Le dioxyde de carbone, depuis longtemps identifié comme le principal coupable du réchauffement de la planète, pourrait se faire une nouvelle vertu si une petite société américaine réussissait son pari de le transformer en essence.

À première vue, l'entreprise semble aussi folle que celle de l'alchimiste médiéval Nicolas Flamel, à ceci près qu'il ne s'agit plus de transformer le plomb en or, mais l'agent polluant en énergie propre.

Alors que l'administration Obama a fait de la lutte contre le réchauffement climatique et de la recherche d'énergies propres une priorité, la société Carbon Sciences, qui a breveté ses découvertes, espère surfer sur la mobilisation des politiques et de l'opinion pour devenir la première à réussir ce pari.

Cette petite entreprise de Santa Barbara (Californie, ouest des États-Unis) se dit prête à construire une première usine pilote à l'échelle opérationnelle, qui pourrait commencer à produire un biocarburant de nouvelle génération dès la fin 2010.

Jeudi, son directeur opérationnel Byron Elton a expliqué qu'il ne lui restait plus qu'à trouver un partenaire pour lancer le projet.

«Notre partenaire peut être quiconque produit beaucoup de CO2: une centrale à charbon, une cimenterie, une raffinerie», a-t-il dit à l'AFP lors d'une rencontre à New York.

Si un partenariat était scellé dans les neuf mois, ce nouveau type de biocarburant pourrait commencer à être produit dès la fin 2010, affirme M. Elton, tout en reconnaissant que l'échéancier «pourrait être un peu ambitieux».

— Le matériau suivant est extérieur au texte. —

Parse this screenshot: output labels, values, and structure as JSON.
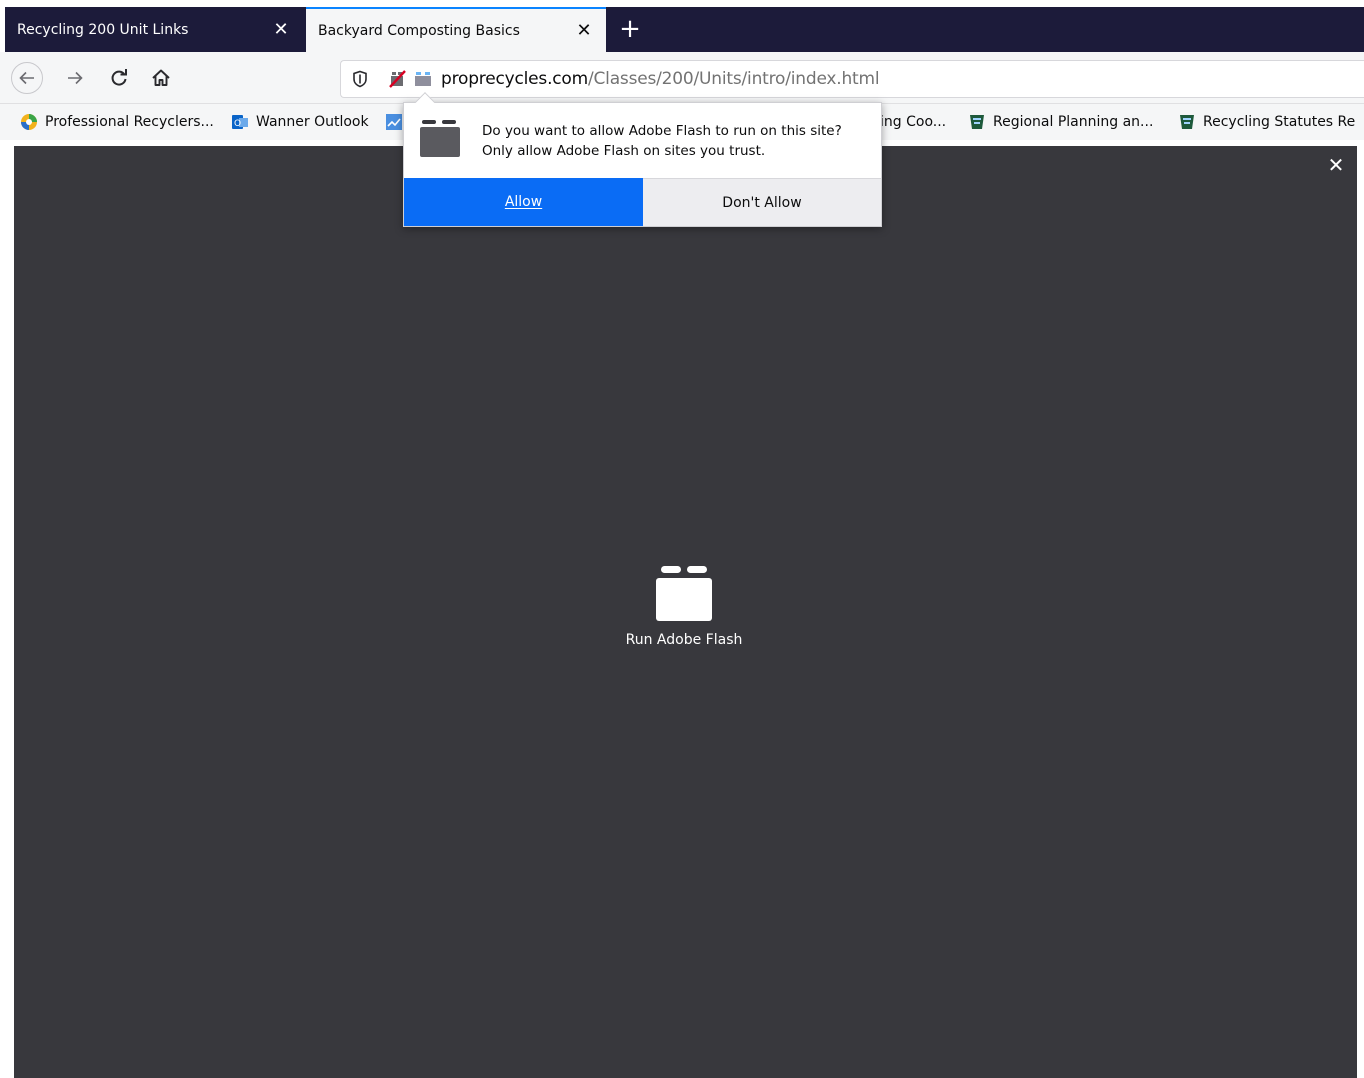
{
  "tabs": [
    {
      "label": "Recycling 200 Unit Links",
      "active": false
    },
    {
      "label": "Backyard Composting Basics",
      "active": true
    }
  ],
  "tab_close_glyph": "✕",
  "newtab_glyph": "+",
  "url": {
    "domain": "proprecycles.com",
    "path": "/Classes/200/Units/intro/index.html"
  },
  "bookmarks": [
    {
      "label": "Professional Recyclers...",
      "icon": "globe-colored-icon"
    },
    {
      "label": "Wanner Outlook",
      "icon": "outlook-icon"
    },
    {
      "label": "",
      "icon": "chart-icon"
    },
    {
      "label": "ing Coo...",
      "icon": ""
    },
    {
      "label": "Regional Planning an...",
      "icon": "state-seal-icon"
    },
    {
      "label": "Recycling Statutes Re",
      "icon": "state-seal-icon"
    }
  ],
  "popup": {
    "line1": "Do you want to allow Adobe Flash to run on this site?",
    "line2": "Only allow Adobe Flash on sites you trust.",
    "allow_label": "Allow",
    "deny_label": "Don't Allow"
  },
  "content": {
    "run_flash_label": "Run Adobe Flash",
    "close_glyph": "✕"
  },
  "colors": {
    "tabstrip": "#1c1b3a",
    "accent": "#0a6cf5",
    "content_bg": "#38383d"
  }
}
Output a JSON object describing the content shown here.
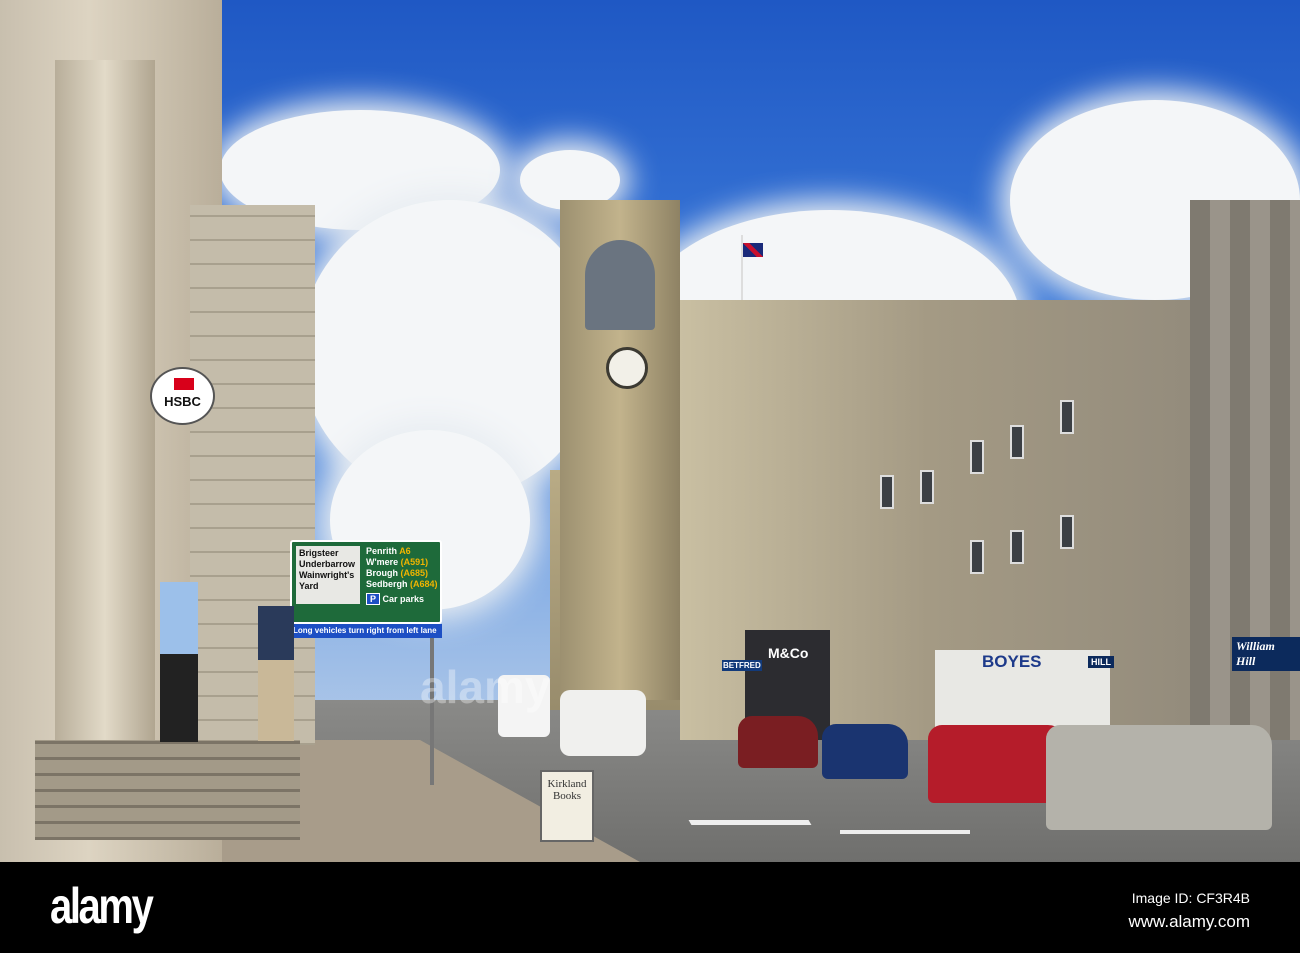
{
  "photo": {
    "bank_sign": "HSBC",
    "road_sign": {
      "left_destinations": [
        "Brigsteer",
        "Underbarrow",
        "Wainwright's",
        "Yard"
      ],
      "right_destinations": [
        {
          "name": "Penrith",
          "road": "A6"
        },
        {
          "name": "W'mere",
          "road": "(A591)"
        },
        {
          "name": "Brough",
          "road": "(A685)"
        },
        {
          "name": "Sedbergh",
          "road": "(A684)"
        }
      ],
      "parking": "P",
      "car_parks": "Car parks",
      "notice": "Long vehicles turn right from left lane"
    },
    "shops": [
      "M&Co",
      "BOYES",
      "William Hill",
      "BETFRED",
      "HILL"
    ],
    "board_text": [
      "Kirkland",
      "Books"
    ],
    "watermark": "alamy"
  },
  "footer": {
    "logo": "alamy",
    "image_id": "Image ID: CF3R4B",
    "url": "www.alamy.com"
  }
}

La technologie développée par Carbon Sciences recourt à des micro-organismes, qu'elle appelle «bio-catalyseurs»: dans un premier temps il faut «déstabiliser» le dioxyde de carbone en le mélangeant avec de l'eau. Puis les micro-organismes, protégés par des coquilles de polymère spécialement mises au point, se chargent de recomposer hydrogène et carbone pour produire des hydrocarbures.

Le mécanisme est le même que celui mis en oeuvre dans la nature, lors de la genèse des hydrocarbures. Mais dans le procédé de Carbon Sciences, «les biocatalyseurs sont protégés» et réutilisés, si bien que l'essence peut être produite avec un prix de revient «très, très compétitif».

Carbon Sciences, une société cotée employant 8 personnes seulement, affirme être la plus avancée dans cette recherche, mais elle n'est pas la seule à explorer cette piste.

L'investisseur-chercheur Craig Venter, dont l'équipe avait été la première à annoncer avoir réussi à décoder le génome humain en 2000, avait annoncé dès février 2008 qu'il pensait réussir en l'espace de 18 mois à produire du biocarburant «de quatrième génération», c'est-à-dire non pas sur une base agricole comme l'éthanol, mais à base de dioxyde de carbone.

Aujourd'hui le J. Craig Venter Institute vante surtout des avancées utilisant des algues pour décomposer et recomposer le CO2 en hydrocarbures.

Ces initiatives suscitent un grand intérêt parmi les responsables américains. Elles sont d'autant plus prisées aux États-Unis que le pays tire la moitié de son électricité de centrales à charbon, énormes émettrices de gaz carbonique, dont le coût écologique est à ce titre décrié.

«La question n'est pas de savoir si nous utilisons le charbon, mais comment nous l'utilisons», a déclaré au début du mois l'influent sénateur Byron Dorgan.

M. Dorgan avait précisé que 3,4 milliards de dollars avaient été budgétés à cette fin dans le plan de relance économique voté en début d'année. Une manne dont Carbon Sciences voudrait bien profiter, selon M. Elton.